Higher energy bills are here to stay, the head of one of Europe’s biggest oil and gas companies warned on Monday.

Anders Opedal, chief executive of Norwegian energy giant Equinor, said that while prices were likely to be less volatile in the future the need to invest in renewable energy sources meant bills will probably remain higher than they were before Vladimir Putin’s invasion of Ukraine.

“I think we see actually a kind of rewiring the whole energy system in Europe in particular, you know, after the gas from Russia was taken away,” Mr Opedal told the BBC ahead of the start of the Davos World Economic Forum.

“We need massively more renewables and the kind of climate ambitions in UK to be fulfilled. We need to do the industry in a totally different way, maybe using more hydrogen and so on.

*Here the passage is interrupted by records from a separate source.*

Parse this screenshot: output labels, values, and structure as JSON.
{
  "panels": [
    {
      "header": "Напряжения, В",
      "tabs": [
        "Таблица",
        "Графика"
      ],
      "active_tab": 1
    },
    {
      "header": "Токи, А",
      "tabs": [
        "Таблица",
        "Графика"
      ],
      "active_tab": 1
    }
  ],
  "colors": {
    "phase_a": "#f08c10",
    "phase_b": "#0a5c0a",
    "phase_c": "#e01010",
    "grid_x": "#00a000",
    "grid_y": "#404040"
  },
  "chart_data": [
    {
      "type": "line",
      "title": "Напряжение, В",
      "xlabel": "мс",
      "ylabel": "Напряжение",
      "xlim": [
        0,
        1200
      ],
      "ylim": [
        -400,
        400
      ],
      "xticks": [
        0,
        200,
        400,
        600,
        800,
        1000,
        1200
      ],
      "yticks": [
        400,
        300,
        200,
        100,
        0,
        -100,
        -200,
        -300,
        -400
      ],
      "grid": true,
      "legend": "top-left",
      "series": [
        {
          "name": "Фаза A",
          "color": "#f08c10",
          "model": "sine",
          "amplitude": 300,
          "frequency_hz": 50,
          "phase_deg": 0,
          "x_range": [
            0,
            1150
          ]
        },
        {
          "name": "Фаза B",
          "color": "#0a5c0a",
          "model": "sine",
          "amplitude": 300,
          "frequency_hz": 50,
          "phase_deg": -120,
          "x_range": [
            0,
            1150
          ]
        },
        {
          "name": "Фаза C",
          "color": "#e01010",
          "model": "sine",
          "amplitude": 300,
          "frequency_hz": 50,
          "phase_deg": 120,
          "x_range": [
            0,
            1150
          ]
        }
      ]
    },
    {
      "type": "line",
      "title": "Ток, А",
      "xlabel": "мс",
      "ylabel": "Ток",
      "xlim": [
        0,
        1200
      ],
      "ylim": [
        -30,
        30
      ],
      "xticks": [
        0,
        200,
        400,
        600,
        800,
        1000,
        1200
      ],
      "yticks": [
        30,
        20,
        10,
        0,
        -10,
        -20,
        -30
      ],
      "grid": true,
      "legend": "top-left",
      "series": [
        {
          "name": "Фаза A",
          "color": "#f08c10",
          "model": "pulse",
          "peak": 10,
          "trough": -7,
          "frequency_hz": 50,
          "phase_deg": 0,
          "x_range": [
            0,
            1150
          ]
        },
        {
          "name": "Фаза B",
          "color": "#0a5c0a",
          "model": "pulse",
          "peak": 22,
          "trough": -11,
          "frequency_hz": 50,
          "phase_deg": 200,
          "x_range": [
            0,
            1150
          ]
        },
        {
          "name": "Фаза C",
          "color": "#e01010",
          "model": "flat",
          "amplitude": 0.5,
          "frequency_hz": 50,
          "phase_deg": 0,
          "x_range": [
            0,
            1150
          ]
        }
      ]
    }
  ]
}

“This will require a lot of investments. And these investments needs to be paid [for]. So I would assume that the energy bills may be slightly be higher than in the past but not as volatile and high as we have today.”

Energy bills have soared after Russia restricted gas supplies to Europe following western sanctions against the Kremlin over its invasion of Ukraine, which started last February.

Before then the typical UK household was paying around £1,300 a year but the average annual bill for homes is currently capped by the Government at around £2,500.

Gas prices have fallen thanks to so far mild weather across Europe reducing demand and higher storage levels, giving hope to hard pressed households facing a major squeeze on incomes amid high inflation.

Analysts at Investec last week cut their forecast for the Ofgem energy price cap - currently over £4200 - in the second half of this year to £2,478 for an average bill in July, down from its previous estimate of £2,640 earlier this month, and average £2,500 per year in the second half of 2023.

The Government’s energy support package for households has set a cap of £2500 until April but that is due to rise to £3000 after that.

But Mr Opedal added: “We need to treat energy as something that is not abundant. You know, because it actually has a value. I think we have had a lot of cheaper energy in the past and we’ve probably wasted some of it. So to make sure that you know, we are making the right investments now everyone’s to use as little energy as possible.”

Economists have predicted inflation could fall further when official figures for December are published on Wednesday.

Inflation fell to 10.7 per cent in November from its 41 year high of just over 11 per cent a month earlier.

Prime Minister Rishi Sunak has made halving inflation this year one of his five key pledges along with growing the economy and reducing national debt.